更に言えば『つまらない』ということは、第二王子に確実に危害を加える機会があることを意味している。王族である第二王子に危害を加えるということは、この国に喧嘩を売る様なものだ。一侯爵であるクロッマー侯爵が相手に出来る相手ではない。イリーナという捨て駒も、イリーナの操り人形の元王太子も居ないのだ。将来の国王を害して得られるものなど何もない筈である。クロッマー侯爵が、一体何をしたいのか分からない。

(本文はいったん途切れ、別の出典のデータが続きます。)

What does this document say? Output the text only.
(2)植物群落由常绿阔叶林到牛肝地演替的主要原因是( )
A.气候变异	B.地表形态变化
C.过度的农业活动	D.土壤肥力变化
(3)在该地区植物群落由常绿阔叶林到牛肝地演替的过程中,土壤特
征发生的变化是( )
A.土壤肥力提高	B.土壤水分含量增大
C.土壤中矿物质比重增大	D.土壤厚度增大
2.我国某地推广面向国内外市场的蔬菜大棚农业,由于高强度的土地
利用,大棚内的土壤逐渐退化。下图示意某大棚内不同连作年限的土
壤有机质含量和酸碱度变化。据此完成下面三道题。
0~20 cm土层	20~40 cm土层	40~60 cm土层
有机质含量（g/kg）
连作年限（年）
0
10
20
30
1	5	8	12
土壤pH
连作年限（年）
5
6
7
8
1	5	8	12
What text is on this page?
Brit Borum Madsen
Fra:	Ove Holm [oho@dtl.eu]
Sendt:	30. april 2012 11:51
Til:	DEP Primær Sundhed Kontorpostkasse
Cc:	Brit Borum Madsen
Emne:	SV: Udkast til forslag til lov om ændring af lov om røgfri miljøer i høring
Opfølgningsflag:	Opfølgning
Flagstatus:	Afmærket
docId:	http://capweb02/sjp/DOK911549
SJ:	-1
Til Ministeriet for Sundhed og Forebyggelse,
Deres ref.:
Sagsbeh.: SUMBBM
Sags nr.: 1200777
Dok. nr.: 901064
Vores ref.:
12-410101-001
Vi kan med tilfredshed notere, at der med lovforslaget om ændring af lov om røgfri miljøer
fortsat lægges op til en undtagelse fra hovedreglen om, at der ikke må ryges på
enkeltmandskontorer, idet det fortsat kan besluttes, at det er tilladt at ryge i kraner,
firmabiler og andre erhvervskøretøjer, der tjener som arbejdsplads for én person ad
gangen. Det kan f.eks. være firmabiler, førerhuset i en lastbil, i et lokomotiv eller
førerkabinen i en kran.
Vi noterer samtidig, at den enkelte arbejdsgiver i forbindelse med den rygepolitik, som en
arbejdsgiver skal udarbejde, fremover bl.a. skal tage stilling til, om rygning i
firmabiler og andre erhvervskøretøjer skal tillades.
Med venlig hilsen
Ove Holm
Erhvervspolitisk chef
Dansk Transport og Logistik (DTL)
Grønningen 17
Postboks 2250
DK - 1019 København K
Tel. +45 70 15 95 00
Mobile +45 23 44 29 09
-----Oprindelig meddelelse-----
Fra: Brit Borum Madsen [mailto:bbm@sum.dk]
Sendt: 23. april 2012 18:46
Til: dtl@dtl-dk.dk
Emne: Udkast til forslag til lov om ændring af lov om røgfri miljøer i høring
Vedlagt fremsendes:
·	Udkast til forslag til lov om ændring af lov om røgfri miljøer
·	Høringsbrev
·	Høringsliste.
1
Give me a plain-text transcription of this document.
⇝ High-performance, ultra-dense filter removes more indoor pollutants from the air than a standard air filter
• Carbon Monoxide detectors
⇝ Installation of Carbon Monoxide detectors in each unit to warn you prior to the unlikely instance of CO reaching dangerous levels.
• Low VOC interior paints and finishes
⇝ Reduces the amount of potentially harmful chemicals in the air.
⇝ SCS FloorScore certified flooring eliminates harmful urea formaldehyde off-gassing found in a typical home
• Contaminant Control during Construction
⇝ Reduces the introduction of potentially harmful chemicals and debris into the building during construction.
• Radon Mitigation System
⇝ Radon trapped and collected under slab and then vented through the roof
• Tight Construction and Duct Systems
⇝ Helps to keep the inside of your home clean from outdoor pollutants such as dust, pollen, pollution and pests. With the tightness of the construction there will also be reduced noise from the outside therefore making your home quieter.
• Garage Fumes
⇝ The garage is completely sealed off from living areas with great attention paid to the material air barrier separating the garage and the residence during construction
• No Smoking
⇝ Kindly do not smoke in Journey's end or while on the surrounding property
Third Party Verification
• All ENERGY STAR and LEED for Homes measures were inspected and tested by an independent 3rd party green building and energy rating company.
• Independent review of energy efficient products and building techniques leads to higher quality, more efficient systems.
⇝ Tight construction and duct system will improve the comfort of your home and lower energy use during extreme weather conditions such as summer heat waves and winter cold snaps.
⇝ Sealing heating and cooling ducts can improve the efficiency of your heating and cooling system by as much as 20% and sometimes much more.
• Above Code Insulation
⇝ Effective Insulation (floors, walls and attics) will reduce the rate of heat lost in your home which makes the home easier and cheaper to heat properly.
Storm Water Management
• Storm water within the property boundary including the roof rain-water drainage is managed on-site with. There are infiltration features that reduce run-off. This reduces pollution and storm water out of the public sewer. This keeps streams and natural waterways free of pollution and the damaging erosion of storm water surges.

だが、この場において話の主導権を握られたことは確実である。非常に不味い展開だ。一段と気分が悪くなるのを感じる。
「それは……」
「これ以上のことを知りたければ、私の仲間になりたまえ。ロイド・クライン」
黒幕の考えることは分からない。一つだけ分かることは、黒幕が考えることなど碌なものではないということだ。俺が告げようとした言葉はクロッマー侯爵に遮られた。そして勧誘が始まる。俺が疑問に感じていることや、第二王子に危害を加える詳しいことは仲間になれば教えるというものだ。悪徳勧誘である。
「…………」
クロッマー侯爵の仲間になることを容認すれば、『利点』という名の『障害』を押し付けられる羽目になるのだ。第一にリベリーナを苦しめ、貶める計画を立てた者に従うなど許せない。
だが黒幕であるクロッマー侯爵に、確認をしなければならないことがある。しかし今の状況では、何を質問しても簡単に答えるとは思えない。逆に答える代わりに仲間になるように強要してくる可能性がある。面倒な状況だ。
「私の仲間になると絶対的な誓いを立てるならば、計画の全てを教えよう」
俺が何も告げないでいると、クロッマー侯爵が仲間になることを催促する。謎の自信と余裕を持つクロッマー侯爵だが、これだけ俺を従わせたいということは俺にしか出来ないことがあるようだ。勿論、それは黒幕であるクロッマー侯爵に優位に働く行為である。
現状ではクロッマー侯爵の陽動作戦により、第二王子派は動きが取れていない。更には面倒な状態に陥っている可能性が高いのだ。黒幕派が大変優位なのは嫌でも分かる。そんな状況に俺がリベリーナや第二王子を裏切り、彼らをより不利な状況になることは絶対に防がなくてはならない。
だが一つ気になることがある。それはクロッマー侯爵が、まるで計画を俺に知らせたいような口ぶりであることだ。仲間になったとしても裏切る可能性がある者に、計画の全貌を話すのは得策ではない。クロッマー侯爵にとって俺は、予想外のイレギュラーな存在で邪魔者である。何か魂胆があるのだろう。
如何にも嫌な予感がする。
服の上から、リベリーナの無実を証明する証拠品を撫でた。